転校するたび、自分がそもそもどんな性格だったか忘れるくらい、演じてきた。
毎回、制服の着方、髪を結ぶゴムの太さ、靴下のポイント刺繍柄まで気を遣って、どうか平和な学校生活が送れますようにと願いながら登校初日を迎えるのだ。
かおりと出会ったのは中学1年生の二学期初日、転校した日だった。
私たちは同じクラスに配属された。
始業式の中で転入生全員が全校生徒の前で紹介された後、担任にクラスへ連れられていく時、かおりを見ると身体の前で組みあわせた手が震えていた。
「緊張してる?」
小声で聞いてみると、唇を噛んで小さく頷いた。
「私も。でもがんばろ?」
彼女が唇を少し緩めて可愛らしく微笑み、頷いた。
その名札に「佐伯かおり」と書かれていた。
幸い、クラスの女子達は緩い雰囲気で、私とかおりは席も近かったのでそのまま二人で大きなグループに受け入れられた。
お互いの家も転勤族が利用するマンション群の中にあり、朝と帰りの通学も一緒。
二人になると気が楽だった。
転入生なんて、最初は注目されても結局は地元の幼なじみ同士の絆には入っていけない。
2年くらいして転校して行く時は、いつまでも親友だよなんて泣いても、すぐに文通も途絶えていく。
「親友」「ずっと友達」という言葉のはかなさ、軽さを身をもって体感してきた。
でも、地元に残る子たちはまだ、またいつかその場所へ行ったなら会うことは出来るだろう。
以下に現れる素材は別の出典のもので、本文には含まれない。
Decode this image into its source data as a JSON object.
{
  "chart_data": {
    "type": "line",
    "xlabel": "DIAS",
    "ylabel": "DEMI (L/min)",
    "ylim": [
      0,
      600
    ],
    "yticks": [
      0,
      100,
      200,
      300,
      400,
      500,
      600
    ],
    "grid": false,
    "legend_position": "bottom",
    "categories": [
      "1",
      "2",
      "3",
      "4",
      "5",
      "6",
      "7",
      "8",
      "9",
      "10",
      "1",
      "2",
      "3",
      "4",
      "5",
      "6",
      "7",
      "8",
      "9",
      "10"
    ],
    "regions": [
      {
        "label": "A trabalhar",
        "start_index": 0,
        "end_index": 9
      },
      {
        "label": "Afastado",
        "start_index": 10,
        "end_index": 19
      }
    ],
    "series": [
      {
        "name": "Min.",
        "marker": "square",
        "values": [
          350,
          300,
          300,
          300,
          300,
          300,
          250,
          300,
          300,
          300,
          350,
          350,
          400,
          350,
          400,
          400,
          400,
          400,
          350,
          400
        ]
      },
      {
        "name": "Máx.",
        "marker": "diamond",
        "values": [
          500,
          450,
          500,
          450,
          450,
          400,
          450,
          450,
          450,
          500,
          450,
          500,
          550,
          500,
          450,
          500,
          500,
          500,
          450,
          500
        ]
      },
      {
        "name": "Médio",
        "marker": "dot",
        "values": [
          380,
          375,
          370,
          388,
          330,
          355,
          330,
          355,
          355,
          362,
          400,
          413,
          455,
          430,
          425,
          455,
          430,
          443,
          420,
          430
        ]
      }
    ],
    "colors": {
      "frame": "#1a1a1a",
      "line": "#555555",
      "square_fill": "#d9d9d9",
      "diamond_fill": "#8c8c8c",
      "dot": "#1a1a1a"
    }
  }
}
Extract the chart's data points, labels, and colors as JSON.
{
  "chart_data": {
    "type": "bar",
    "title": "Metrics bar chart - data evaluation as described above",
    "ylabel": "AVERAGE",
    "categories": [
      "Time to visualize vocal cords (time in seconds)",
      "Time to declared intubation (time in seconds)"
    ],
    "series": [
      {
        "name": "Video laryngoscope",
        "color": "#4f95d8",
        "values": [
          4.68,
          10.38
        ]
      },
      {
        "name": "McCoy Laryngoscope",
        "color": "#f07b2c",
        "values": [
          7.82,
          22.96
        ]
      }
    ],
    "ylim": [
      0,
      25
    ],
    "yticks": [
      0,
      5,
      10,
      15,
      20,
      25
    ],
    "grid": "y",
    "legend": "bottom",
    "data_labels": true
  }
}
転校生同士は、一度すれ違ったらもう二度と会うことはない。
お互いに親の仕事で次の場所へ次の場所へと移っていくのだから、住所を追うこともできない。
どちらかが転校したらそれで終わり。
かおりと仲良くなるほど、その考えが脳裏にちらついて苦しくなった。
ずっと仲良くしていたいのに。
2年後、中3の3月、親友となっていた私たちは同時に転校していくことになった。
私たちはその時、泣きながらある約束をした。
かおりは涙を流しながら、「絶対守る」と言った。
私もそう誓った。
本物の親友ならきっと叶うと信じて。
4年後の4月。
入学式が行われる大学の正門の前で、私はかおりを待っていた。
あの時誓った。
──高校までは、親の都合でどこになるか分からないけれど、大学は、私たちの意志で決めよう。
──ずっと親の都合に振り回されてきて、友達と断絶されてきた私たちが自分で進路を選べるようになった時、お互いがいる場所へ行こう。
桜並木の中を、美しく成長したかおりが歩いてくる。
私を見つけた彼女は、満開の桜のような笑顔を見せた。